Dentre as iniciativas propostas estão medidas de desencarceramento, como mutirões de indulto e de revisão de penas, adoção de audiências de custódia, e revisão da política de guerra às drogas, que prevê negociações com “pequenos” traficantes e portadores de drogas ao invés de prisão.
Especialistas em segurança pública afirmam que as propostas elencadas no plano são ilógicas, já que não resolvem as questões propostas, e que se baseiam em narrativas ideológicas.

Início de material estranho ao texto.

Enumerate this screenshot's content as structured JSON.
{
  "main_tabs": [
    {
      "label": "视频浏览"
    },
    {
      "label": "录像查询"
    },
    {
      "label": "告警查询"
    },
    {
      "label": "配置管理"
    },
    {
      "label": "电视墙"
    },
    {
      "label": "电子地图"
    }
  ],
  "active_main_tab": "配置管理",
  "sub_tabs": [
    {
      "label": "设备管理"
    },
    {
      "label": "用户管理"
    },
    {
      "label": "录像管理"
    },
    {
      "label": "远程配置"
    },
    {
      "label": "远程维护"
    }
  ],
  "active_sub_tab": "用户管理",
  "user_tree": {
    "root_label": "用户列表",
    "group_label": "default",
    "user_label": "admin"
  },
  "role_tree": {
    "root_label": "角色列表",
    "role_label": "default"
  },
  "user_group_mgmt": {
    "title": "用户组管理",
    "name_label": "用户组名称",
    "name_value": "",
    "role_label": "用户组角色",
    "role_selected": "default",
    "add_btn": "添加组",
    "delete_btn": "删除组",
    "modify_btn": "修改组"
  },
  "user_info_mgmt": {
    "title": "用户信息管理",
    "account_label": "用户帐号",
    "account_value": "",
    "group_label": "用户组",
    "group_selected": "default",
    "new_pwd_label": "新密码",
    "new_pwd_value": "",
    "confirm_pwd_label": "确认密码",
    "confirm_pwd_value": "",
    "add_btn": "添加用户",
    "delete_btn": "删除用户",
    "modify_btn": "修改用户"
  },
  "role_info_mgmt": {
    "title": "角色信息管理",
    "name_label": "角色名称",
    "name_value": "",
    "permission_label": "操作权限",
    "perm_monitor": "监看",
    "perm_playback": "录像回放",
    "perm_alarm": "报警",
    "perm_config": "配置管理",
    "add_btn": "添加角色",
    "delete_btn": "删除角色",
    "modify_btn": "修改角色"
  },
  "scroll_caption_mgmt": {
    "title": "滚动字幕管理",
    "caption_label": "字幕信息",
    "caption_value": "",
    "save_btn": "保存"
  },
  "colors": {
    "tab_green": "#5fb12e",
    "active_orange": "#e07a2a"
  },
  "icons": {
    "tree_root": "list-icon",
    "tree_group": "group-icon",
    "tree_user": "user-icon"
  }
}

O jurista e responsável pelo Centro de Pesquisa em Direito e Segurança (Cepedes), Fabrício Rebelo, salienta que o plano pode levar ao aumento da criminalidade diante de alguns efeitos principalmente relacionados às políticas de desencarceramento e de desarmamento.
Segundo ele, as medidas de desencarceramento levam ao aumento da sensação de impunidade, além de favorecerem a reincidência, fazendo com que criminosos deixem de temer a prisão.
Se forem colocados em liberdade, parte deles deve voltar a cometer crimes, o que é uma realidade bastante conhecida no país.
Por sua vez, as medidas de desarmamento retiram do criminoso o receio da reação da vítima, dando-lhe “passe livre” para atuar impunimente e sem risco.
Somadas às medidas de desencarceramento, que fazem com que os criminosos deixem de temer a sanção do Estado, tornam-se uma “receita para o incremento das atividades criminosas”.
O presidente da Comissão de Segurança Pública e Combate ao Crime Organizado da Câmara, deputado Alberto Fraga (PL-DF), descarta qualquer possibilidade de que tais propostas sejam aprovadas no Congresso.
Ele afirma que aquilo que se propõe no plano é uma política de controle mais frouxo.
Segundo Fraga, optar por esse afrouxamento, sem algo para substituí-lo, “ampliará os problemas da sociedade”.